La langue des hommes

Deux maîtres, deux façons de lire. Pour l'un, chaque ornement de lettre porte un sens ; pour l'autre, un texte se répète parfois simplement parce que les gens se répètent.

स्थापितRabbi IshmaelHerméneutiqueMidrashLecture

Rabbi Ishmael ben Elisha enseigne dans la première moitié du IIᵉ siècle, en même temps qu'Akiva. On lui attribue une liste de treize règles pour déduire le droit du texte de la Torah — les treize middot, qui ouvrent le Sifra et que certains rites récitent chaque matin.

Ce sont pour l'essentiel des amplifications des sept règles attribuées à Hillel : le raisonnement du léger au lourd, l'analogie de termes identiques dans deux passages, le général et le particulier.

Le désaccord de fond

Derrière la technique, Ishmael et Akiva s'opposent sur ce qu'est un texte révélé.

Pour Akiva, la Torah est parfaite jusqu'au dernier signe : une particule apparemment superflue, une lettre, jusqu'aux petites couronnes calligraphiques qui ornent certaines lettres du rouleau — tout porte du sens, parce que rien n'est là par hasard.

Pour Ishmael, « la Torah parle la langue des hommes ». Les gens se répètent pour insister, pour se faire entendre, pour la beauté d'une phrase ; le texte fait de même. Il ne faut donc rien déduire d'une redondance.

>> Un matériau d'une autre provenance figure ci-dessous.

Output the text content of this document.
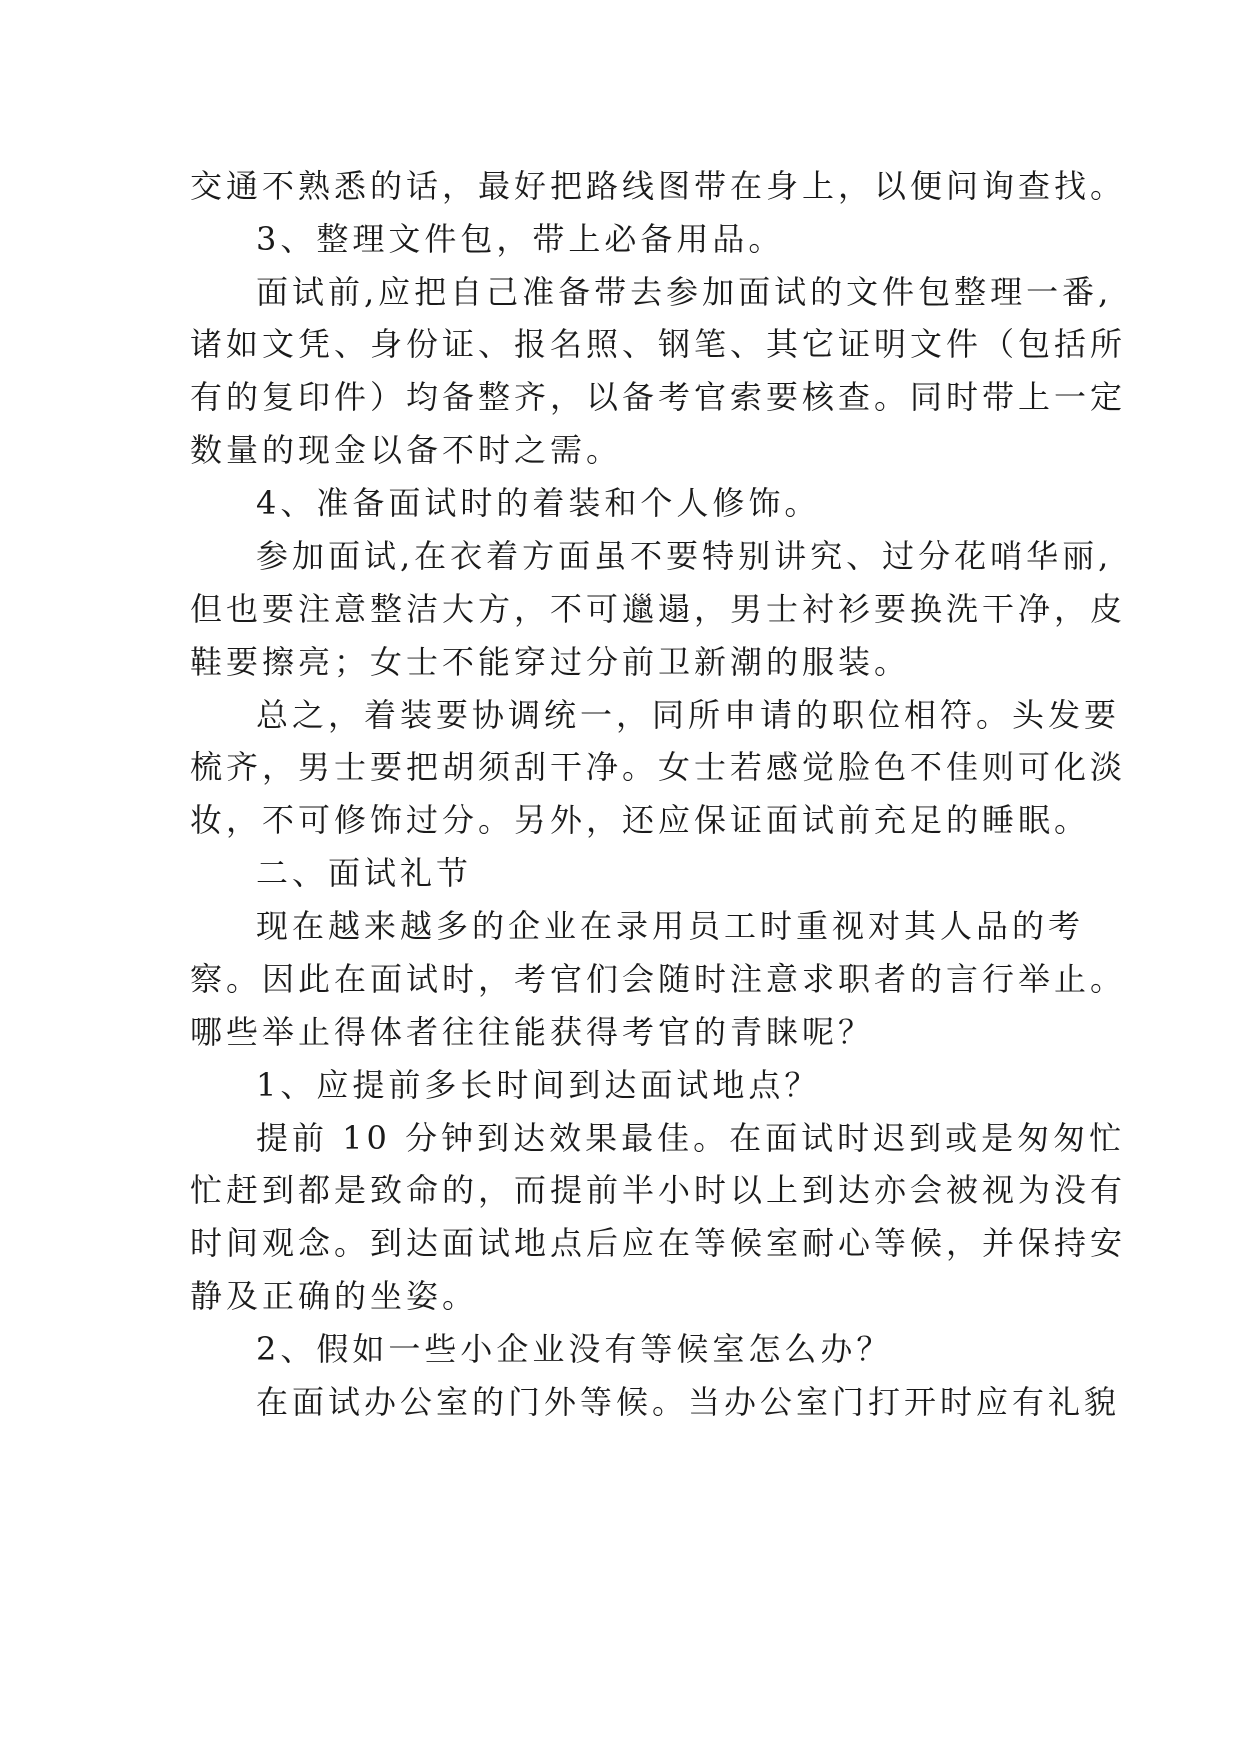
交通不熟悉的话，最好把路线图带在身上，以便问询查找。
3、整理文件包，带上必备用品。
面试前,应把自己准备带去参加面试的文件包整理一番,
诸如文凭、身份证、报名照、钢笔、其它证明文件（包括所
有的复印件）均备整齐，以备考官索要核查。同时带上一定
数量的现金以备不时之需。
4、准备面试时的着装和个人修饰。
参加面试,在衣着方面虽不要特别讲究、过分花哨华丽,
但也要注意整洁大方，不可邋遢，男士衬衫要换洗干净，皮
鞋要擦亮；女士不能穿过分前卫新潮的服装。
总之，着装要协调统一，同所申请的职位相符。头发要
梳齐，男士要把胡须刮干净。女士若感觉脸色不佳则可化淡
妆，不可修饰过分。另外，还应保证面试前充足的睡眠。
二、面试礼节
现在越来越多的企业在录用员工时重视对其人品的考
察。因此在面试时，考官们会随时注意求职者的言行举止。
哪些举止得体者往往能获得考官的青睐呢？
1、应提前多长时间到达面试地点？
提前 10 分钟到达效果最佳。在面试时迟到或是匆匆忙
忙赶到都是致命的，而提前半小时以上到达亦会被视为没有
时间观念。到达面试地点后应在等候室耐心等候，并保持安
静及正确的坐姿。
2、假如一些小企业没有等候室怎么办？
在面试办公室的门外等候。当办公室门打开时应有礼貌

Si Dieu avait voulu enseigner quelque chose de plus, il ne l'aurait pas caché dans une répétition — il l'aurait dit.

Ce que chaque position coûte

La position d'Akiva rend le texte inépuisable : on peut toujours en tirer davantage, et c'est ce qui a nourri des siècles de midrash.

Elle expose aussi à tout justifier — puisque n'importe quel détail peut porter n'importe quelle déduction.

La position d'Ishmael borne la lecture et la rend contestable : elle admet que le texte a une forme humaine, donc des tournures, donc du style. C'est plus sobre, et cela limite ce qu'on peut lui faire dire.

Aucune n'a gagné

C'est ce qui rend ce dossier remarquable. Les deux écoles ont produit chacune leur corpus de midrash halakhique, et la tradition les a gardés tous les deux.

Le Talmud invoque tantôt l'une, tantôt l'autre, selon ce qu'il démontre. Il n'existe pas de décision qui aurait tranché.

Un désaccord sur la nature même du texte fondateur est resté ouvert deux mille ans, à l'intérieur de la même tradition, sans que personne le referme.

Une querelle qui n'est pas datée

Elle traverse toute l'histoire de la lecture, et bien au-delà du judaïsme. Un texte se lit-il au mot près ou à l'intention ? Une virgule de loi porte-t-elle une obligation ?

Les juristes, les exégètes et les constitutionnalistes rejouent cette partie chaque fois qu'ils s'affrontent sur la lettre et l'esprit.

Ishmael et Akiva ont posé les deux termes au IIᵉ siècle, et leur école respective a mis par écrit ce qu'elle en tirait. C'est peut-être le plus durable des deux legs : non pas une réponse, mais une alternative bien formulée.